We soon settled into an agreeable routine of squinting into the mid distance, snoozing and contributing to the sort of polite applause which is the very hallmark of test cricket. Mrs Hudson was absolutely engrossed, sitting forward in her
seat and fluttering her programme about her face.
‘Did you see that?’ she said to Holmes more than once, clutching his arm. At these interruptions, he rolled his eyes and buried his nose further in his book.
Mycroft meanwhile was busying himself with the hamper, which he opened to reveal the sort of provisions that would keep an army marching for three days.
‘Heavens above!’ I exclaimed when I saw the extent of the man’s preparations. ‘What have you got there?’

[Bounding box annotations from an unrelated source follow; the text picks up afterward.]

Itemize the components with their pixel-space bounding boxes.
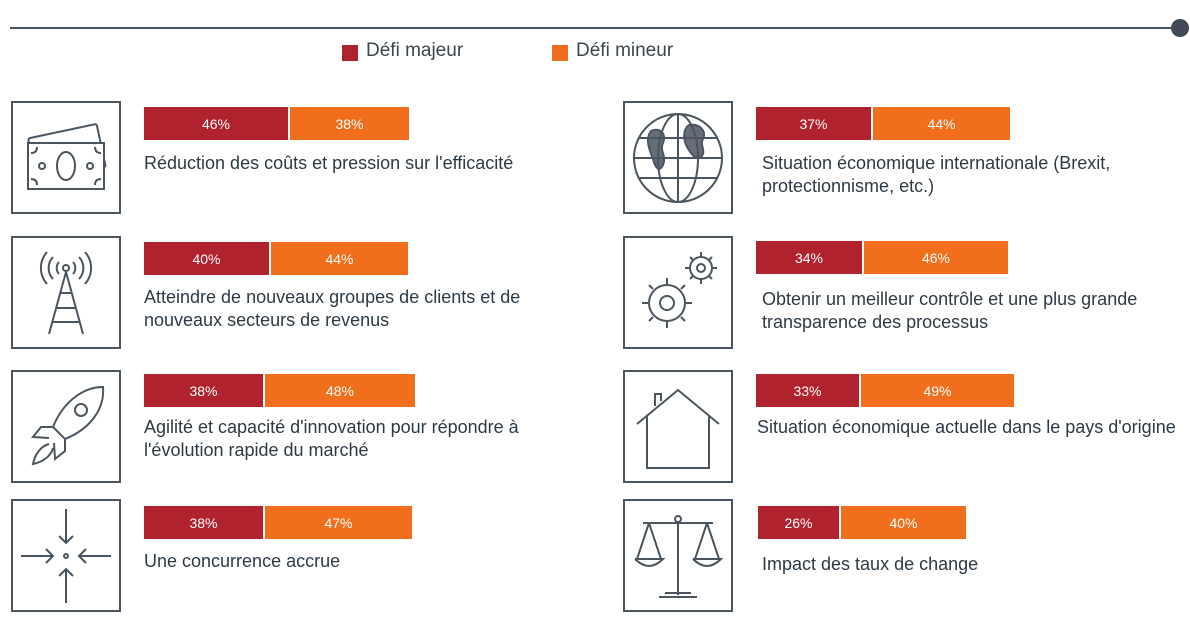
challenge-label-2: Atteindre de nouveaux groupes de clients… — [144, 287, 521, 330]
house-icon — [623, 370, 733, 483]
gears-icon — [623, 236, 733, 349]
legend-item-major: Défi majeur — [342, 40, 463, 62]
money-icon — [11, 101, 121, 214]
bar-minor-3: 48% — [265, 374, 415, 407]
bar-minor-6: 46% — [864, 241, 1008, 274]
bar-major-7: 33% — [756, 374, 859, 407]
challenge-label-6: Obtenir un meilleur contrôle et une plus… — [762, 289, 1138, 332]
challenge-label-3: Agilité et capacité d'innovation pour ré… — [144, 417, 519, 460]
bar-major-1: 46% — [144, 107, 288, 140]
bar-major-3: 38% — [144, 374, 263, 407]
challenge-label-4: Une concurrence accrue — [144, 551, 341, 571]
bar-minor-2: 44% — [271, 242, 408, 275]
header-rule — [10, 27, 1180, 29]
bar-major-2: 40% — [144, 242, 269, 275]
bar-minor-7: 49% — [861, 374, 1014, 407]
bar-minor-8: 40% — [841, 506, 966, 539]
challenge-label-7: Situation économique actuelle dans le pa… — [757, 417, 1176, 437]
legend-swatch-minor — [552, 45, 568, 61]
globe-icon — [623, 101, 733, 214]
bar-major-8: 26% — [758, 506, 839, 539]
bar-minor-1: 38% — [290, 107, 409, 140]
bar-major-4: 38% — [144, 506, 263, 539]
header-rule-dot — [1171, 19, 1189, 37]
challenge-label-1: Réduction des coûts et pression sur l'ef… — [144, 153, 514, 173]
legend-swatch-major — [342, 45, 358, 61]
rocket-icon — [11, 370, 121, 483]
scales-icon — [623, 499, 733, 612]
challenge-label-8: Impact des taux de change — [762, 554, 979, 574]
bar-major-5: 37% — [756, 107, 871, 140]
legend-label-major: Défi majeur — [366, 40, 464, 61]
legend-label-minor: Défi mineur — [576, 40, 674, 61]
bar-minor-4: 47% — [265, 506, 412, 539]
antenna-icon — [11, 236, 121, 349]
bar-major-6: 34% — [756, 241, 862, 274]
bar-minor-5: 44% — [873, 107, 1010, 140]
legend-item-minor: Défi mineur — [552, 40, 673, 62]
converging-arrows-icon — [11, 499, 121, 612]
challenge-label-5: Situation économique internationale (Bre… — [762, 153, 1111, 196]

‘The bare essentials,’ he explained gravely, moving items around carefully the basket. ‘We have some cold meat pies, naturally,’ he began, counting them off on his fat fingers - ‘chicken, beef, lamb, mutton, pork and partridge. With these, we have a selection of pickles, some onions and gherkins; some sauces, including bread sauce, mint jelly and cranberry. I left the mint sauce behind in the interests of weight and economy, but I can’t help but feel a certain pang of loss for its absence. We have a variety of breads, freshly baked last night by my inestimable housekeeper. There’s butter and cheese of course. Now when it came to the cheese, I was faced with a difficult decision. I kept the Bay Blue, the Blarney Castle, Brie, Cairnsmore and the Double Gloucester. I left out the Feta, the Gippsland Blue and the Lincolnshire Poacher. I took out the Red Windsor, but then put it back in at the last minute. I will let you be the judge of my actions.’
I stared at the bounty laid out before us. ‘That sounds ample,’ I suggested.

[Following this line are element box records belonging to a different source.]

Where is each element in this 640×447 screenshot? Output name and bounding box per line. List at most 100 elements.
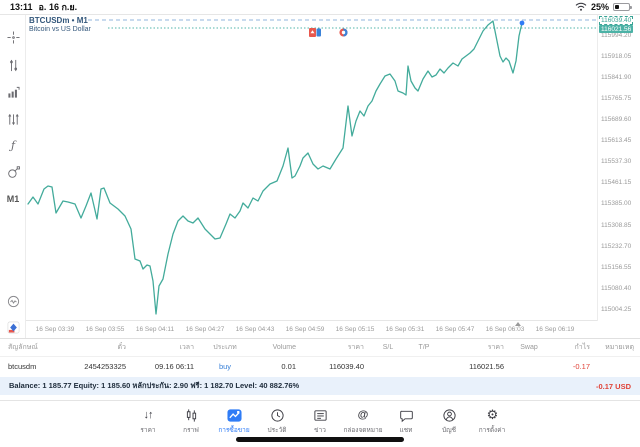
column-header: Volume (272, 344, 296, 351)
price-chart (27, 19, 597, 315)
clock-time: 13:11 (10, 2, 33, 12)
chart-region: ƒ M1 BTCUSDm • M1 Bitcoin vs US Dollar 1… (0, 14, 640, 338)
time-tick: 16 Sep 04:11 (135, 326, 175, 333)
indicators-icon[interactable] (0, 82, 26, 102)
timeframe-label: M1 (6, 194, 20, 204)
nav-item-label: กราฟ (183, 427, 199, 434)
time-tick: 16 Sep 06:03 (485, 326, 525, 333)
nav-item-chart-candles[interactable]: กราฟ (174, 407, 208, 435)
position-time-marker-icon (515, 322, 521, 326)
news-icon (313, 407, 328, 423)
chart-header: BTCUSDm • M1 Bitcoin vs US Dollar (29, 16, 91, 35)
nav-item-label: ประวัติ (267, 427, 287, 434)
settings-gear-icon: ⚙ (486, 407, 499, 422)
nav-item-news[interactable]: ข่าว (303, 407, 337, 435)
status-bar: 13:11 อ. 16 ก.ย. 25% (0, 0, 640, 14)
price-tick: 115232.70 (601, 242, 632, 250)
chat-icon (399, 407, 414, 423)
time-tick: 16 Sep 04:27 (185, 326, 225, 333)
positions-table: สัญลักษณ์ ตั๋ว เวลา ประเภท Volume ราคา S/L T/P ร… (0, 338, 640, 377)
nav-item-quotes-arrows[interactable]: ↓↑ ราคา (131, 407, 165, 435)
time-tick: 16 Sep 06:19 (535, 326, 575, 333)
price-tick: 115156.55 (601, 263, 632, 271)
time-tick: 16 Sep 05:15 (335, 326, 375, 333)
cell-profit: -0.17 (572, 362, 590, 371)
position-badge-icon (309, 24, 321, 42)
cell-current_price: 116021.56 (469, 362, 504, 371)
nav-item-mail-at[interactable]: @ กล่องจดหมาย (343, 407, 382, 435)
price-tick: 115004.25 (601, 305, 632, 313)
cell-ticket: 2454253325 (84, 362, 126, 371)
account-summary-text: Balance: 1 185.77 Equity: 1 185.60 หลักป… (9, 381, 300, 390)
open-price-axis-label: 116039.40 (599, 16, 634, 25)
position-row[interactable]: btcusdm 2454253325 09.16 06:11 buy 0.01 11603… (0, 356, 640, 376)
position-ring-icon (339, 24, 348, 42)
nav-item-trade-chart[interactable]: การซื้อขาย (217, 407, 251, 435)
column-header: ราคา (347, 344, 364, 351)
timeframe-button[interactable]: M1 (0, 189, 26, 209)
home-indicator[interactable] (236, 437, 404, 442)
column-header: ตั๋ว (117, 344, 126, 351)
price-tick: 115385.00 (601, 200, 632, 208)
column-header: ราคา (487, 344, 504, 351)
chart-toolbar: ƒ M1 (0, 15, 26, 338)
column-header: กำไร (574, 344, 590, 351)
column-header: เวลา (179, 344, 194, 351)
crosshair-icon[interactable] (0, 27, 26, 47)
current-price-axis-label: 116021.56 (599, 25, 634, 33)
cell-type: buy (218, 362, 232, 371)
calendar-icon[interactable] (0, 317, 26, 337)
time-tick: 16 Sep 05:31 (385, 326, 425, 333)
quotes-arrows-icon: ↓↑ (143, 409, 154, 421)
column-header: หมายเหตุ (605, 344, 634, 351)
cell-open_price: 116039.40 (329, 362, 364, 371)
column-header: ประเภท (213, 344, 237, 351)
time-tick: 16 Sep 03:39 (35, 326, 75, 333)
column-header: T/P (418, 344, 430, 351)
price-tick: 115537.30 (601, 158, 632, 166)
nav-item-label: บัญชี (441, 427, 457, 434)
nav-item-account[interactable]: บัญชี (432, 407, 466, 435)
chart-symbol-description: Bitcoin vs US Dollar (29, 26, 91, 33)
candles-tool-icon[interactable] (0, 55, 26, 75)
nav-item-label: การตั้งค่า (478, 427, 506, 434)
price-tick: 115080.40 (601, 284, 632, 292)
sliders-icon[interactable] (0, 109, 26, 129)
battery-percent: 25% (590, 2, 609, 12)
price-tick: 115461.15 (601, 179, 632, 187)
column-header: S/L (382, 344, 394, 351)
bottom-nav: ↓↑ ราคา กราฟ การซื้อขาย ประวัติ ข่าว @ กล่องจดห… (0, 400, 640, 447)
price-tick: 115689.60 (601, 116, 632, 124)
chart-candles-icon (184, 407, 199, 423)
pulse-clock-icon[interactable] (0, 291, 26, 311)
nav-item-history-clock[interactable]: ประวัติ (260, 407, 294, 435)
mail-at-icon: @ (357, 409, 369, 421)
history-clock-icon (270, 407, 285, 423)
cell-volume: 0.01 (281, 362, 296, 371)
nav-item-settings-gear[interactable]: ⚙ การตั้งค่า (475, 407, 509, 435)
cell-symbol: btcusdm (8, 362, 37, 371)
battery-icon (613, 3, 632, 11)
nav-item-label: การซื้อขาย (218, 427, 250, 434)
price-line-series (27, 20, 523, 315)
floating-profit: -0.17 USD (595, 381, 631, 391)
price-tick: 115308.85 (601, 221, 632, 229)
chart-symbol-title: BTCUSDm • M1 (29, 16, 88, 25)
price-tick: 115994.20 (601, 31, 632, 39)
nav-item-chat[interactable]: แชท (389, 407, 423, 435)
positions-table-header: สัญลักษณ์ ตั๋ว เวลา ประเภท Volume ราคา S/L T/P ร… (0, 339, 640, 356)
time-tick: 16 Sep 05:47 (435, 326, 475, 333)
trade-chart-icon (226, 407, 242, 423)
nav-item-label: ข่าว (314, 427, 326, 434)
function-icon[interactable]: ƒ (10, 138, 16, 152)
price-tick: 115918.05 (601, 52, 632, 60)
price-tick: 115613.45 (601, 137, 632, 145)
time-tick: 16 Sep 03:55 (85, 326, 125, 333)
time-axis: 16 Sep 03:39 16 Sep 03:55 16 Sep 04:11 16 S… (0, 321, 597, 339)
chart-plot-area[interactable]: BTCUSDm • M1 Bitcoin vs US Dollar (26, 15, 597, 321)
time-tick: 16 Sep 04:43 (235, 326, 275, 333)
status-date: อ. 16 ก.ย. (38, 2, 78, 12)
objects-icon[interactable] (0, 162, 26, 182)
wifi-icon (575, 2, 587, 13)
account-summary-bar: Balance: 1 185.77 Equity: 1 185.60 หลักป… (0, 377, 640, 395)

‘And then there are the treats,’ he continued. ‘Fruit pies: raspberry, cherry, strawberry and blueberry. Biscuits naturally...’
‘Enough!’ I shouted.
‘Do you have any tea?’ asked Mrs Hudson. ‘It’s awfully warm.’ Mycroft looked at her, alarmed. He delved into the deepest recesses of the hamper as Arthur Evans, the archaeologist might peer into a iron age barrow.
‘I’m afraid not?’ he admitted.
‘How about a little water?’ He glanced down again.
‘No water.’ Aghast, he rose to his feet, raising himself to his full regal height. For a moment the sun seemed to disappear and we were cast into darkness.